(Ottawa) Le gouvernement Trudeau doit profiter de son prochain budget pour « renouveler » le partenariat entre le secteur public et le secteur privé. Ce partenariat est crucial pour attirer de nouveaux investissements et créer de la richesse, estime la présidente du Conseil sur la stratégie industrielle du Canada, Monique Leroux.

Joël-Denis Bellavance Joël-Denis Bellavance
La Presse

Des investissements dans les infrastructures « physiques et numériques » de la part d’Ottawa seront nécessaires pour jeter les bases de ce « partenariat renouvelé », selon Mme Leroux. Cela passe aussi par la présentation d’une « feuille de route claire et précise » pour les trois ou cinq prochaines années lorsque la ministre des Finances, Chrystia Freeland, déposera son plan budgétaire, le lundi 19 avril.

« Le rôle du gouvernement sur le plan économique, c’est beaucoup d’être un facilitateur, de créer des conditions en adoptant des politiques publiques qui vont permettre de la croissance économique grâce au dynamisme entrepreneurial et au dynamisme des entreprises », a affirmé Mme Leroux, dans une entrevue avec La Presse mardi.
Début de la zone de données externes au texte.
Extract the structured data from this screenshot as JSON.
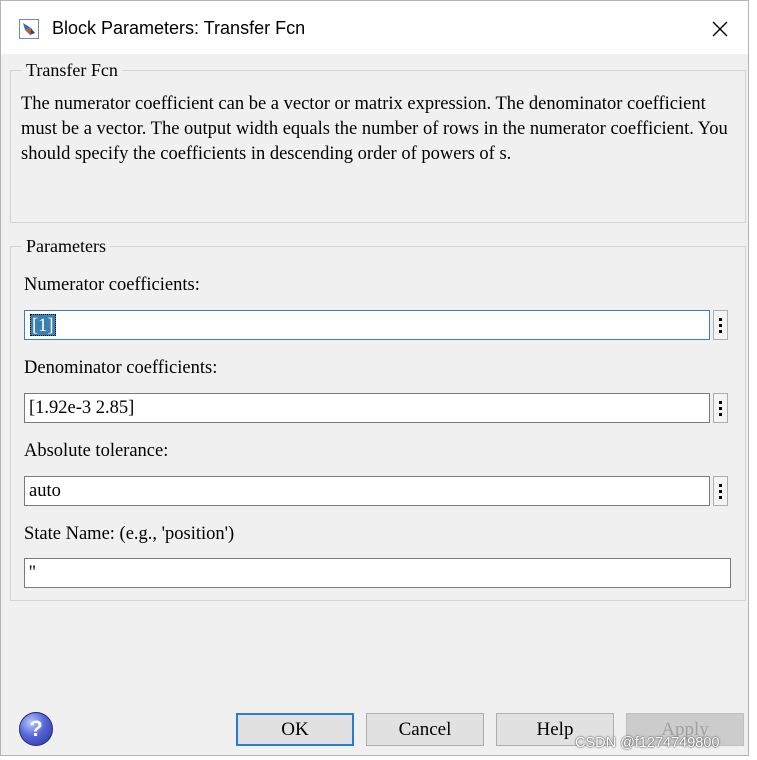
{
  "window": {
    "title": "Block Parameters: Transfer Fcn"
  },
  "block_group": {
    "legend": "Transfer Fcn",
    "description": "The numerator coefficient can be a vector or matrix expression. The denominator coefficient must be a vector. The output width equals the number of rows in the numerator coefficient. You should specify the coefficients in descending order of powers of s."
  },
  "params_group": {
    "legend": "Parameters",
    "numerator": {
      "label": "Numerator coefficients:",
      "value": "[1]"
    },
    "denominator": {
      "label": "Denominator coefficients:",
      "value": "[1.92e-3 2.85]"
    },
    "abs_tol": {
      "label": "Absolute tolerance:",
      "value": "auto"
    },
    "state_name": {
      "label": "State Name: (e.g., 'position')",
      "value": "''"
    }
  },
  "buttons": {
    "ok": "OK",
    "cancel": "Cancel",
    "help": "Help",
    "apply": "Apply"
  },
  "help_icon_glyph": "?",
  "watermark": "CSDN @f1274749800",
  "icons": {
    "title": "simulink-block-icon",
    "close": "close-icon",
    "help": "help-icon",
    "edit": "vertical-ellipsis-icon"
  },
  "colors": {
    "selection": "#3c7fb1",
    "default_button_border": "#2a7bd6",
    "dialog_bg": "#f0f0f0"
  }
}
Elle a donné en exemple le transport ferroviaire au pays. Comment un pays du G7 peut-il encore avoir des voies ferrées qui doivent être partagées entre des trains de marchandises et des trains de passagers ? « Le moment est venu de se donner une vision beaucoup plus claire et plus à long terme de nos infrastructures de transport et de commerce à travers le pays », affirme l’ancienne présidente du conseil et chef de la direction du Mouvement Desjardins.

Infrastructures

Cela est d’autant plus vrai que certains pays ont profité de la pandémie pour accélérer les travaux visant à améliorer leurs infrastructures, souligne-t-elle, afin d’être fin prêts pour la réouverture de l’économie. « Notre chemin de fer qui partage des voies entre des trains de passagers et des trains de marchandises, c’est un peu dépassé, ajoute-t-elle. S’il fallait que l’on compare notre infrastructure ferroviaire à travers le Canada à ce que l’on retrouve en France ou en Chine… Je pense qu’il doit y avoir des investissements publics assez importants qui doivent être annoncés et qui permettront aux entreprises privées de comprendre où le Canada s’en va. »

Dans cette vision à long terme, il faut inclure les ports et les aéroports si l’on veut que les entreprises puissent compter sur des infrastructures fiables, efficaces et rapides pour croître et améliorer leur compétitivité, selon elle.

Un moment « exceptionnel »

Mme Leroux a tenu ces propos à La Presse en marge d’une présentation virtuelle sur la relance économique devant les membres du Canadian Club de Toronto en compagnie du PDG de Suncor Energy, Mark Little, et du PDG de BMO Financial Group, Darryl White. L’évènement était animé par Goldy Hyder, président et chef de la direction du Conseil canadien des affaires.

Selon Mme Leroux, le prochain budget représente un moment « exceptionnel », voire un rendez-vous historique pour donner un nouvel élan à l’économie canadienne. À condition, toutefois, que le gouvernement fédéral et les provinces jouent leurs cartes budgétaires adéquatement.

« L’un des défis que l’on a au Canada sur la compétitivité, c’est que le niveau d’investissement privé au Québec et au Canada est inférieur à ce que l’on retrouve dans d’autres pays, entre autres aux États-Unis. Cela affecte notre compétitivité et notre productivité. Donc, la manière de relancer les investissements du privé, c’est d’avoir une clarté sur la feuille de route que veulent suivre les gouvernements au moment où ils vont faire des investissements publics importants », a souligné Mme Leroux.

En plus de miser sur l’innovation, Mme Leroux incite les gouvernements à utiliser les sommes importantes qu’ils dépensent en approvisionnement d’une manière plus stratégique pour soutenir les entreprises canadiennes dans leur croissance, comme le font les États-Unis. Mais il faut le faire, précise-t-elle, sans tomber dans le protectionnisme.